Por outro lado, talvez naquele momento você somente precisava de uma distração ou fuga do cotidiano. Seja qual for o motivo, na maioria das vezes a razão mais provável para que esta experiência tenha lhe marcado é a história.

(caso você esteja se perguntando, a minha resposta para a questão acima foi o documentário It Might Get Loud, que conta a trajetória de 3 guitarristas bastante conhecidos: Jimmy Page, Jack White e The Edge (do U2). O que mais me marcou foi a passagem que conta como Jimmy Page (ex-Guitarrista do Led Zeppelin) se interessou pela música: ainda jovem ele e seus pais se mudaram para uma nova casa onde o jovem Jimmy encontrou um velho violão que havia sido deixado pelos antigos moradores. O garoto então resolveu aprender a tocar o instrumento e depois se tornou um dos maiores guitarristas da história do rock influenciando outros milhares de músicos pelo planeta. O que me faz pensar: e se ao invés do violão ele tivesse encontrado uma bola de futebol?).

Como designers instrucionais e desenvolvedores de conteúdos, nós normalmente nos vemos presos aos meandros do trabalho – preocupados com os objetos de aprendizado, os métodos de avaliação, os guias de navegação e assim por diante.

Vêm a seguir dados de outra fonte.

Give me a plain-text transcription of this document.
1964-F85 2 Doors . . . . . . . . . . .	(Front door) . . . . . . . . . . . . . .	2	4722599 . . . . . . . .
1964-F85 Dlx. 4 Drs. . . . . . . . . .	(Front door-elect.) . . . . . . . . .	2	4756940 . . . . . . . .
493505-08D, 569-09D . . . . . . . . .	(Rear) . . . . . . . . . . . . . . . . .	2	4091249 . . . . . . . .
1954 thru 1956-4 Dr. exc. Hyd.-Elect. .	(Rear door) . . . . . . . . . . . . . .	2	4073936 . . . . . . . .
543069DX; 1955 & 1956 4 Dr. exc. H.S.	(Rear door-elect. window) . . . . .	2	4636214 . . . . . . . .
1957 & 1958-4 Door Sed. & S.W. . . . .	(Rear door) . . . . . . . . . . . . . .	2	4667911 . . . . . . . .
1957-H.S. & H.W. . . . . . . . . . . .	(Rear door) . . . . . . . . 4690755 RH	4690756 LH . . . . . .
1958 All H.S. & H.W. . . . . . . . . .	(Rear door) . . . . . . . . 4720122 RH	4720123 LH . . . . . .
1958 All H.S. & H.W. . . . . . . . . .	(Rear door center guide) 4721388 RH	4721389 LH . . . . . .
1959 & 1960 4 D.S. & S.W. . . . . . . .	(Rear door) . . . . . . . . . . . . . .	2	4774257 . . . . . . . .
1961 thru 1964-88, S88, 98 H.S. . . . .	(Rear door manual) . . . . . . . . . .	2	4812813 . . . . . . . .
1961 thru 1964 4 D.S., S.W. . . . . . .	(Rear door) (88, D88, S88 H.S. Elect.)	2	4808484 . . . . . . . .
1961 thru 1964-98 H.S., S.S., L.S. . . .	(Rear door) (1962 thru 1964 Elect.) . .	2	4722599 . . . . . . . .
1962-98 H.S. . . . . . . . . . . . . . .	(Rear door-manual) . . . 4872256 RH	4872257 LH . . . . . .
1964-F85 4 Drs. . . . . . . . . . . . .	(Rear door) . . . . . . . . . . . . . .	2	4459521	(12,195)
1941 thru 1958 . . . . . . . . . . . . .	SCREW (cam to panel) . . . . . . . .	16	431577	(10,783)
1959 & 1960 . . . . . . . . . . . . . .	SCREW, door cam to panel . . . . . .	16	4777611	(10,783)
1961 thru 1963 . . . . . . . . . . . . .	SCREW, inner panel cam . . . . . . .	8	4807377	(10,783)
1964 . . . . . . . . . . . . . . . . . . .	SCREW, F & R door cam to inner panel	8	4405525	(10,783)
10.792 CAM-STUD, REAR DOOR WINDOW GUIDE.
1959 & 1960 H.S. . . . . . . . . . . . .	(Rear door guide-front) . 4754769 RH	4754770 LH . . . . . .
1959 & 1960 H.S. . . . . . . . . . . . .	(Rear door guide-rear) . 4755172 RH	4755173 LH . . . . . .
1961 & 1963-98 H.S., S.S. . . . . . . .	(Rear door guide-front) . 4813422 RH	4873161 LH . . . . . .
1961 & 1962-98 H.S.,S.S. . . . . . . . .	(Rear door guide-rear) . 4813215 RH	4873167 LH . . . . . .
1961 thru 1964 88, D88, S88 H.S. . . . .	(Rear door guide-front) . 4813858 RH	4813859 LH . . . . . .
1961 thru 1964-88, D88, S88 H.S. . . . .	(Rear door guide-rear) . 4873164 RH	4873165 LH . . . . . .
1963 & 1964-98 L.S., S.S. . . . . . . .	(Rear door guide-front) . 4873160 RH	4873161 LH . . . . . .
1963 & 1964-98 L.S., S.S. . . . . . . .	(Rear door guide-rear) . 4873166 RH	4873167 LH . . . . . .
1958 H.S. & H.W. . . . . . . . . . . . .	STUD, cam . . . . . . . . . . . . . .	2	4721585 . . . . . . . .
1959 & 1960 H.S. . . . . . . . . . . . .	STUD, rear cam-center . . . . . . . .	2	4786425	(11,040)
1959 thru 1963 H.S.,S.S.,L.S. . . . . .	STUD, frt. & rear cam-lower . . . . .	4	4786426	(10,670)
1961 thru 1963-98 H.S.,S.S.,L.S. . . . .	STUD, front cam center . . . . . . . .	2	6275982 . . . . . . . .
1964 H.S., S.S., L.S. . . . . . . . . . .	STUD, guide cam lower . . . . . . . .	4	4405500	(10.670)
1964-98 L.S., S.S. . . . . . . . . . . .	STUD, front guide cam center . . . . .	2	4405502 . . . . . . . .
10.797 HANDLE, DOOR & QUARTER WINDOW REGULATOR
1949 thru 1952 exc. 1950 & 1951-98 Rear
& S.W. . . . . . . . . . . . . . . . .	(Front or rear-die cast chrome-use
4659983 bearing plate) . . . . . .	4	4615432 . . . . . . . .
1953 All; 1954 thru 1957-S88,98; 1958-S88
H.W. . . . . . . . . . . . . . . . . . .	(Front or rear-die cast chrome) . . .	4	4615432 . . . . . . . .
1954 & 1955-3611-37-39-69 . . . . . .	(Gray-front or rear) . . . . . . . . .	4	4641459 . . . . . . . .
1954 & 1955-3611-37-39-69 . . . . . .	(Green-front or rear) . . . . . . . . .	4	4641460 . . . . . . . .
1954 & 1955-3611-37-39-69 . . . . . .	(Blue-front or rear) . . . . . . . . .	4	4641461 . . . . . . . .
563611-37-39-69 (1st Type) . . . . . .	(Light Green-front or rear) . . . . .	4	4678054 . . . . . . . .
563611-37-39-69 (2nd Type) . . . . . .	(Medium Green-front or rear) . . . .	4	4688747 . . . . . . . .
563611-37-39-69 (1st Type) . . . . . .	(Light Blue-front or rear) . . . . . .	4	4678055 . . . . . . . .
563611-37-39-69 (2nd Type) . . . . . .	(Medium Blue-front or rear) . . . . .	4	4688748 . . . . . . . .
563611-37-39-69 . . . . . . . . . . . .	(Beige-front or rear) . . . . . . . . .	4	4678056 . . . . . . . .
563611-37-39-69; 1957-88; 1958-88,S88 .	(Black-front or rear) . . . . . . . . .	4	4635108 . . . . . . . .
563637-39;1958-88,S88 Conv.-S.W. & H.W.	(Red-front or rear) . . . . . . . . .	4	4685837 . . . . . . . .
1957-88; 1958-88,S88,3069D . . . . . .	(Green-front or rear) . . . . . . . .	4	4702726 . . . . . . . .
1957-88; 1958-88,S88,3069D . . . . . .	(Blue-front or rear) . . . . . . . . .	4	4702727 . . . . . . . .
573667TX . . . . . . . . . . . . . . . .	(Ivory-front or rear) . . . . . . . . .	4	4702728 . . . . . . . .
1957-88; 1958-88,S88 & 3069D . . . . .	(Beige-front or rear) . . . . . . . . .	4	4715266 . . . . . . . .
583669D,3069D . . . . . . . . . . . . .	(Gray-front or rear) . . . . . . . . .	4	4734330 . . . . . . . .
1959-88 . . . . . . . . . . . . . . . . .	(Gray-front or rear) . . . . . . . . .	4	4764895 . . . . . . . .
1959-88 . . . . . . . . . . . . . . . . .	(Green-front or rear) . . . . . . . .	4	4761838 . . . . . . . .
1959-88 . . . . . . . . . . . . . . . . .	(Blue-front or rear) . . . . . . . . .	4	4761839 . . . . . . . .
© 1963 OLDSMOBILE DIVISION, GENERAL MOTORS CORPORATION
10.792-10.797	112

E é claro que todos esses detalhes fazem todo o sentido e são pontos centrais, mas o que aconteceria se nós respirássemos fundo, nos afastássemos do Storyboard, e escrevêssemos uma narrativa fascinante para guiar os nossos alunos? Uma narrativa capaz de fazer com que os alunos sentissem uma experiência no nível emocional; que provocasse uma mudança para começar ou fazer algo de forma diferente; e que acima de tudo resultasse na mudança significativa que nós realmente estamos almejando – pronto! Eis uma história poderosa!

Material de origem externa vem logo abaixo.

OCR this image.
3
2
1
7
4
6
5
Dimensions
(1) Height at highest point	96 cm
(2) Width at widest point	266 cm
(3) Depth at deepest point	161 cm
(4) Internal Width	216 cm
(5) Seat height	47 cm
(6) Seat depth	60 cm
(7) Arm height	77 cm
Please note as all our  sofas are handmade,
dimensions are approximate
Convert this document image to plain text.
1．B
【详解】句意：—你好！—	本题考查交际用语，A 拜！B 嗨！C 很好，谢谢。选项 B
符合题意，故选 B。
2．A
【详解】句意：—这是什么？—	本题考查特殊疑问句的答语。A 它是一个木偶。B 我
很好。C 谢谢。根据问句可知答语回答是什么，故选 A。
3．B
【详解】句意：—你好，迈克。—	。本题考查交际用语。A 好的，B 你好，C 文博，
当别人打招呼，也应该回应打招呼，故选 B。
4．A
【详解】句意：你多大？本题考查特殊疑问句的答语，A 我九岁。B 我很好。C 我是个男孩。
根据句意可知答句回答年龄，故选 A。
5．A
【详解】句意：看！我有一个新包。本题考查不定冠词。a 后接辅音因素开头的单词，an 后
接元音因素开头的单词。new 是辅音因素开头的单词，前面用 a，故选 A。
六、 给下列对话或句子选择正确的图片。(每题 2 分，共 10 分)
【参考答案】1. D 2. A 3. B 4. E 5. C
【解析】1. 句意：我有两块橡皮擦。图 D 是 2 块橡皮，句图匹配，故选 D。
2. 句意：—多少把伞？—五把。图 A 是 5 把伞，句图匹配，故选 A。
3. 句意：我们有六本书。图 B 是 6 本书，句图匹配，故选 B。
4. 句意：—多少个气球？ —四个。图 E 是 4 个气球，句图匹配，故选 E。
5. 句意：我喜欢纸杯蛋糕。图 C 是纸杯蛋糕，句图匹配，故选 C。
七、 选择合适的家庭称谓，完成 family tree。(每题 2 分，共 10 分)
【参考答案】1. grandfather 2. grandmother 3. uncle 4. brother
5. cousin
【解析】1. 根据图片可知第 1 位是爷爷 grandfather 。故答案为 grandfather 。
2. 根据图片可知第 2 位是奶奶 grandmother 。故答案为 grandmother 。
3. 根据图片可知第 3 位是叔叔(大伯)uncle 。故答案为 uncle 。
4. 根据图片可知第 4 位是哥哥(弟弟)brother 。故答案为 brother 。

Por que as histórias são tão importantes para o aprendizado?

Vamos moldar a discussão sobre a importância das histórias para o aprendizado pensando sobre uma situação comum enfrentada por muitos desenvolvedores de conteúdos – treinamentos de compliance – e como duas empresas (fictícias) podem pensar nas suas respectivas soluções.

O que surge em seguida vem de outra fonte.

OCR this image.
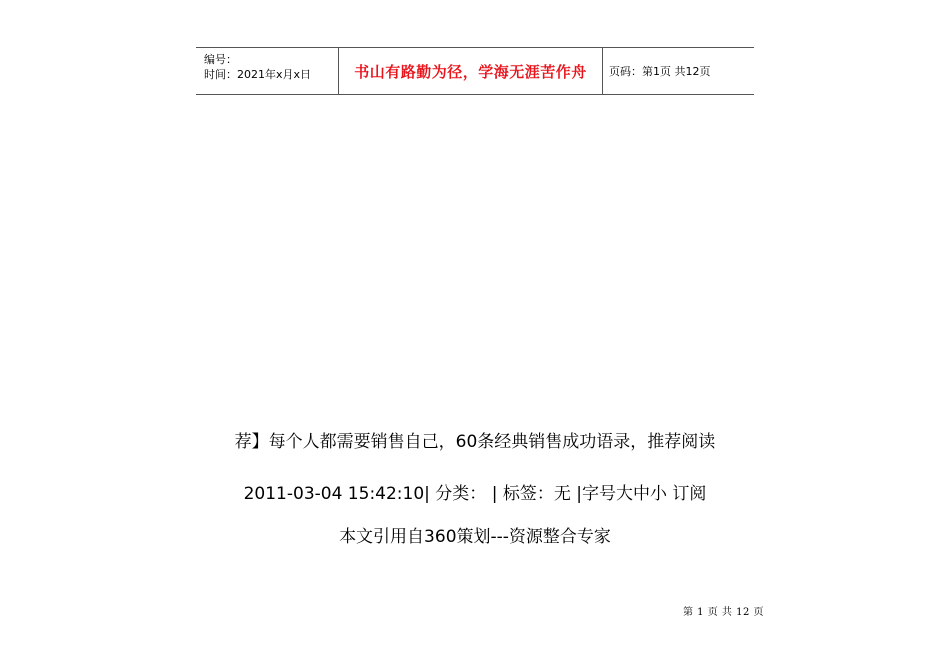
编号：
时间：2021年x月x日	书山有路勤为径，学海无涯苦作舟 页码：第1页 共12页
荐】每个人都需要销售自己，60条经典销售成功语录，推荐阅读
2011-03-04 15:42:10| 分类： | 标签：无 |字号大中小 订阅
本文引用自360策划---资源整合专家
第 1 页 共 12 页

Com o objetivo de revigorar os seus treinamentos, a Acme Corporation decidiu que não há melhor momento do que agora para atualizar o seu treinamento anual obrigatório sobre a companhia. Seus profissionais de treinamento já definiram os seus tópicos: história da empresa, unidades de negócio, políticas, regulamentos, estatísticas, formulários, etc. Depois de algumas sessões de brainstorm, a equipe reuniu páginas e mais páginas de conteúdos e todos acreditam que estão no caminho certo.

Enquanto isso na Widgets Inc. a equipe de treinamento está trabalhando duro para gerar uma versão atualizada do curso aplicado para todos os colaboradores e que apresenta institucionalmente a empresa. A diferença é que eles decidiram adotar o storytelling. Eles também coletaram informações relevantes, mas a ideia não é somente focar na apresentação de fatos e imagens. Eles optaram por construir uma história bastante clara com começo, meio e fim.

Eles intercalaram elementos como conflitos, tensões, divergências e diálogos. Eles inclusive segmentaram a sua audiência e pensaram em trechos da história que pudessem ser mais relevantes para cada um destes subgrupos. Em última instância, esta abordagem poderá ajudar os alunos a pensarem e agirem de forma diferente quando encontrarem situações específicas no futuro.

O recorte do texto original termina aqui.